En parlant de l'injustice qui consiste à avoir des nuits de sommeil remplacées par des nuits de douleur, Melissa déclare : "Nous sommes trop nombreux à souffrir chaque nuit de douleurs débilitantes, sachant qu'elles reviendront le lendemain - parfois sans interruption. La douleur physique incessante a un impact sur la santé mentale".
Les nouveaux parents, les boss surmenés et les personnes qui travaillent en horaires décalés parlent souvent de la privation de sommeil. Il est bien connu qu'il s'agit d'une technique (très peu éthique) utilisée par les gouvernements et les groupes militaires pour torturer les aveux des prisonniers. Nous savons donc quels dommages physiques et mentaux un manque de sommeil peut nous infliger. La plupart des médecins et des spécialistes du sommeil recommandent sept à neuf heures de sommeil par nuit ; moi-même et les femmes auxquelles j'ai parlé pour cet article avons une moyenne de cinq heures au mieux. On dit que le fait de dormir constamment moins fait courir un risque plus élevé de problèmes de santé à long terme comme les maladies cardiaques, le diabète et la dépression. Cela n'augure rien de bon pour celles et ceux d'entre nous qui ont déjà des dossiers médicaux aussi longs que des listes de courses avant d'avoir atteint la trentaine.

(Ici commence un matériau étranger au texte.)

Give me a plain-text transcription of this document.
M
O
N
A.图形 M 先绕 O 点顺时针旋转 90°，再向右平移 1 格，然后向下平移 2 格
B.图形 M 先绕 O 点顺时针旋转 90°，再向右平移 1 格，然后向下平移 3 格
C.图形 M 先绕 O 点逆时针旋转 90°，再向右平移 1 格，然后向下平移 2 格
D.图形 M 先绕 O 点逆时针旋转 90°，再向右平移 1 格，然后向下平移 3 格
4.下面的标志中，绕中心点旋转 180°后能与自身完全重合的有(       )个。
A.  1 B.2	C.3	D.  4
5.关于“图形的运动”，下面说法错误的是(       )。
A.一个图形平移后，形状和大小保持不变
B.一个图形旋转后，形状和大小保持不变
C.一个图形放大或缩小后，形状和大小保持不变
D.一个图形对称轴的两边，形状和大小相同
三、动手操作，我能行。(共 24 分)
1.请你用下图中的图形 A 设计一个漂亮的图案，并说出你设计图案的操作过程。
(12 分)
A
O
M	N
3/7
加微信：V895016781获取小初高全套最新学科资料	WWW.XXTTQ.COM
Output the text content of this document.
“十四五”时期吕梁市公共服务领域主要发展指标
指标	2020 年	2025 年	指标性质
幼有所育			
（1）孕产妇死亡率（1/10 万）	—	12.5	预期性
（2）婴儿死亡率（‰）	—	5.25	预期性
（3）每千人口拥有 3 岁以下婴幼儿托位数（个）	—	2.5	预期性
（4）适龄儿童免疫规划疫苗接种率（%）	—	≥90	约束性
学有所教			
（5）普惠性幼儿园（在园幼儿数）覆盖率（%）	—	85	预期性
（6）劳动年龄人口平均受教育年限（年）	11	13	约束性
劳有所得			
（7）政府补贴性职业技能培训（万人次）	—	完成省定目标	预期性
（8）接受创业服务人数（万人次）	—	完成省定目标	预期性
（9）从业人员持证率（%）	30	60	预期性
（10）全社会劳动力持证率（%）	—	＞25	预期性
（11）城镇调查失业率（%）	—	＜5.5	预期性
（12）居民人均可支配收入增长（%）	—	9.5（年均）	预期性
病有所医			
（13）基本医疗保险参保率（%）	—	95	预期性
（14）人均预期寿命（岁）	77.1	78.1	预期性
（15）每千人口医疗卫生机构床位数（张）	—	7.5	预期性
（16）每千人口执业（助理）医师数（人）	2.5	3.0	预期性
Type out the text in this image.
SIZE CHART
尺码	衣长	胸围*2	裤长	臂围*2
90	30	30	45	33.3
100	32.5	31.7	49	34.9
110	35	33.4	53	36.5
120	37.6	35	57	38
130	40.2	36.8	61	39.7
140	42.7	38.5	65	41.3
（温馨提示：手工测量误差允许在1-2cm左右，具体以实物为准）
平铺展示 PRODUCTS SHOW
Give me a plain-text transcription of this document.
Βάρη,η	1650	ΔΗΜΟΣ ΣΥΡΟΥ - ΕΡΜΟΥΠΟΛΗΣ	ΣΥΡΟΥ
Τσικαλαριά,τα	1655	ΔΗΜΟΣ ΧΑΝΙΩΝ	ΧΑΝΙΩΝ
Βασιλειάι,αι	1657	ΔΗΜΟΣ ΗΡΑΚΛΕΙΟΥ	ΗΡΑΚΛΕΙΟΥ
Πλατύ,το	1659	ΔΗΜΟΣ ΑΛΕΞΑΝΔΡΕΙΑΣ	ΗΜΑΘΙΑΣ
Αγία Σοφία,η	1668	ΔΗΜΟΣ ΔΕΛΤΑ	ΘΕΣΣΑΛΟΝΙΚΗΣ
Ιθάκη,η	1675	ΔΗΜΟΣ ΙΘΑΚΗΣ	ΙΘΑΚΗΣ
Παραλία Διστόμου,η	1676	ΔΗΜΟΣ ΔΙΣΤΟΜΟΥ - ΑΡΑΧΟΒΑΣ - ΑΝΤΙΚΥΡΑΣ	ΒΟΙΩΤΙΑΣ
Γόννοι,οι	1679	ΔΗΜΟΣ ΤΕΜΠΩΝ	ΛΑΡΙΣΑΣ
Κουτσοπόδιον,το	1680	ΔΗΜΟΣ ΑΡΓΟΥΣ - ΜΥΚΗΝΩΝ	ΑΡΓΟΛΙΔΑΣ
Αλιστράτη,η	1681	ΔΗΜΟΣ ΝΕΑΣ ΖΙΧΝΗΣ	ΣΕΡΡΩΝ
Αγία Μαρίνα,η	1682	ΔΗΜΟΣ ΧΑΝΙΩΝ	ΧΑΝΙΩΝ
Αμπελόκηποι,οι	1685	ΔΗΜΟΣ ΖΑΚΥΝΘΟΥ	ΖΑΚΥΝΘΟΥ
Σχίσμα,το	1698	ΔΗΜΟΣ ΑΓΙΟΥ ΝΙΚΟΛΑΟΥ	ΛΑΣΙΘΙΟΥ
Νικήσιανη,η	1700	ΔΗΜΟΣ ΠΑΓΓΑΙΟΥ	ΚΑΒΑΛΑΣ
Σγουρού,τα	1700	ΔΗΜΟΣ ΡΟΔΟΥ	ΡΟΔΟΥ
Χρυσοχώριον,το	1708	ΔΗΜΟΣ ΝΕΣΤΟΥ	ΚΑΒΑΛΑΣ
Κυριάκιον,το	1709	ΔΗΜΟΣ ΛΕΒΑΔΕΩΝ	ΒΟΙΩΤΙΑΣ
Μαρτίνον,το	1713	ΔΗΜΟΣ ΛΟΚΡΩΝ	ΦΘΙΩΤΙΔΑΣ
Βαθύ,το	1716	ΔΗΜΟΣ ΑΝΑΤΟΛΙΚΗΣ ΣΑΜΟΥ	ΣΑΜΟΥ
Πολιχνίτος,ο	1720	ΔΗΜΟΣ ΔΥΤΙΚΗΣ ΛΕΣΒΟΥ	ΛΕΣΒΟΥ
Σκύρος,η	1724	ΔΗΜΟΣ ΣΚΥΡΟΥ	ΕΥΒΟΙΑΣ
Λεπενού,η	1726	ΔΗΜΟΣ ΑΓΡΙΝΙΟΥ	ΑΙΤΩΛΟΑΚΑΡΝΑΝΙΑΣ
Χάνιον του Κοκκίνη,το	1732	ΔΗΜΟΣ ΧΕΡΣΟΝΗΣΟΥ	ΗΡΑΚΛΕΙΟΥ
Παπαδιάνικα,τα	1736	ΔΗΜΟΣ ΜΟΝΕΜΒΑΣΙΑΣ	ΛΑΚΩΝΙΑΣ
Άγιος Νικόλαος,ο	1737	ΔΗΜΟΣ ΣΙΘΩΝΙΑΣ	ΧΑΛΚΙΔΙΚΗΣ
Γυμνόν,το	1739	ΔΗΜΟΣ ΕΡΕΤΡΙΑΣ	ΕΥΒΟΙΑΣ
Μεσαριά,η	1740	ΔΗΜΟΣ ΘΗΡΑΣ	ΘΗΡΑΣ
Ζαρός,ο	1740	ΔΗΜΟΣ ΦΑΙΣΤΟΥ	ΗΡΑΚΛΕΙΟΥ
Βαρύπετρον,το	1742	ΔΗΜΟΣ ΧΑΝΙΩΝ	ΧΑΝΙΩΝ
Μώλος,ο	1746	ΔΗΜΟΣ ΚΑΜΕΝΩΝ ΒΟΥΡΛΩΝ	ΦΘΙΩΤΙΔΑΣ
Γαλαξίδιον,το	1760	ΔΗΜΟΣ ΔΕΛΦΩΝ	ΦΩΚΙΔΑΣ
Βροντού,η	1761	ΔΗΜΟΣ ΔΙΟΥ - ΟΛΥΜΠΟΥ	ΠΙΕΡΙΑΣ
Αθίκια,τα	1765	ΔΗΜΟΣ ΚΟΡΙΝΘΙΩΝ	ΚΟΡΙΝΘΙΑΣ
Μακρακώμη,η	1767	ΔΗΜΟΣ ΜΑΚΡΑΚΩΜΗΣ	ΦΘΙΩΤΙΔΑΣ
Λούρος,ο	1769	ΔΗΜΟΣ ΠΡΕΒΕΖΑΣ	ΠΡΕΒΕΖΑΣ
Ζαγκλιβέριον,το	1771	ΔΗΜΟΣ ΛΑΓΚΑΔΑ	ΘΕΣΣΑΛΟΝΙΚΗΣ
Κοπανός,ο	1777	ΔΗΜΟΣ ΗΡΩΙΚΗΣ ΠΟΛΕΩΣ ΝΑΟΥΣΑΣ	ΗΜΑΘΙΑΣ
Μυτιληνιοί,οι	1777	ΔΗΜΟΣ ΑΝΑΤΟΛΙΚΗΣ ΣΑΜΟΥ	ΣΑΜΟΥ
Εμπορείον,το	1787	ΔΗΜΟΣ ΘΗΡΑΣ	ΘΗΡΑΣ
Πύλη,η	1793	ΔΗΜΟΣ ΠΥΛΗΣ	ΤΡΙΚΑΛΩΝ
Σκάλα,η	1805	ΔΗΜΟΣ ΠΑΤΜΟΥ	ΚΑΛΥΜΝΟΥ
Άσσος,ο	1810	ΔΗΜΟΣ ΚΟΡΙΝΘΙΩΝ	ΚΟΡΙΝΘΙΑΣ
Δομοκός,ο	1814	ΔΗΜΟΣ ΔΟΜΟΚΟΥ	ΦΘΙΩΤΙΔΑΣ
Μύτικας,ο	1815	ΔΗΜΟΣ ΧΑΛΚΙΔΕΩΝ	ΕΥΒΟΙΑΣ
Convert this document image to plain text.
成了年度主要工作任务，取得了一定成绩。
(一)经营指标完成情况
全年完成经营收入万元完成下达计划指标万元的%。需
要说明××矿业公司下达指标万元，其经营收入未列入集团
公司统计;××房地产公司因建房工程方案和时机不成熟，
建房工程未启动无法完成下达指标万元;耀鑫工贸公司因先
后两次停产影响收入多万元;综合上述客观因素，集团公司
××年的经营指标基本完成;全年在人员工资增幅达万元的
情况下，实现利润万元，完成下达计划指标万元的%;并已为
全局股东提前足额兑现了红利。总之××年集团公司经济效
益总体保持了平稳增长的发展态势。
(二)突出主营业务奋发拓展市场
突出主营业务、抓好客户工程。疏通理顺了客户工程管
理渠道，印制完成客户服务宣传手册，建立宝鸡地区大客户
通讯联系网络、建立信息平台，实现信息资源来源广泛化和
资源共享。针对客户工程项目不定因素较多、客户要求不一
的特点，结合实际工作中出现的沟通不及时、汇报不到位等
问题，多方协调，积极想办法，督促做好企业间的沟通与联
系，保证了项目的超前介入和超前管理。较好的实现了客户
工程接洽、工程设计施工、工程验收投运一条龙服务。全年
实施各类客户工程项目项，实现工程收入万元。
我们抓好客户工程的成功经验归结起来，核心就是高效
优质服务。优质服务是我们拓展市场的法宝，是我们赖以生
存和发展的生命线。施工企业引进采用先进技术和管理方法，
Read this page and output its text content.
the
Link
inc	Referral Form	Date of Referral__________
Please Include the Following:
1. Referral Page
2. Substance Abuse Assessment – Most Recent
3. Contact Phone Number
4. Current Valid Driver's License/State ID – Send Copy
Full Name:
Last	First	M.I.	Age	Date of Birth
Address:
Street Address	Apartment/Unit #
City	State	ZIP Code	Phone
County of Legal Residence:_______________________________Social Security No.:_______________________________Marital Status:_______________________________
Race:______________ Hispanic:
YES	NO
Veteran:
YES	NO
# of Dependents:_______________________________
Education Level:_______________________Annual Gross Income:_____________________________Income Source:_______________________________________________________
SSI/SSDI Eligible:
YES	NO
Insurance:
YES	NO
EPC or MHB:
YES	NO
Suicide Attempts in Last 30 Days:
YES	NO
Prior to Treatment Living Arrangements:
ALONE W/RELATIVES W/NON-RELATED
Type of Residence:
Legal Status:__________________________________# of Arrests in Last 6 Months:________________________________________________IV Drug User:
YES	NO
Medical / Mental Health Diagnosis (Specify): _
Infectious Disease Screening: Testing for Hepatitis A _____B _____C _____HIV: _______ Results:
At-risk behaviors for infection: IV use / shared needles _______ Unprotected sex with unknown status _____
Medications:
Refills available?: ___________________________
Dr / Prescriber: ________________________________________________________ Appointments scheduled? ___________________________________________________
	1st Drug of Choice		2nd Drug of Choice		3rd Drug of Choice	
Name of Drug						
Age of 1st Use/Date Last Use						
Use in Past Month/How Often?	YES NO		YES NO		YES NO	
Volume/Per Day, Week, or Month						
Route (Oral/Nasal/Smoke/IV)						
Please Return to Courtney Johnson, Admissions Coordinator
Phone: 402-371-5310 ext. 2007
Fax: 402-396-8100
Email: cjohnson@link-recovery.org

La douleursomnie est une autre expérience apparemment invisible avec laquelle vivent les malades chroniques. Elle est parfois torturante, négligée par les médecins et faussement assimilée à une simple mauvaise nuit de sommeil. Pour la plupart des gens, ce problème passe inaperçu et ne se reconnaît qu'à l'apparition de cernes sous les yeux ou à des siestes entre deux réunions. Mais sachez que nous, les malades, pendant que nos ami·e·s regardent le soleil se lever le dimanche matin, après avoir bu plusieurs verres, nous sommes également éveillé·e·s dans nos lits, espérant que quelque chose nous aidera à nous rendormir.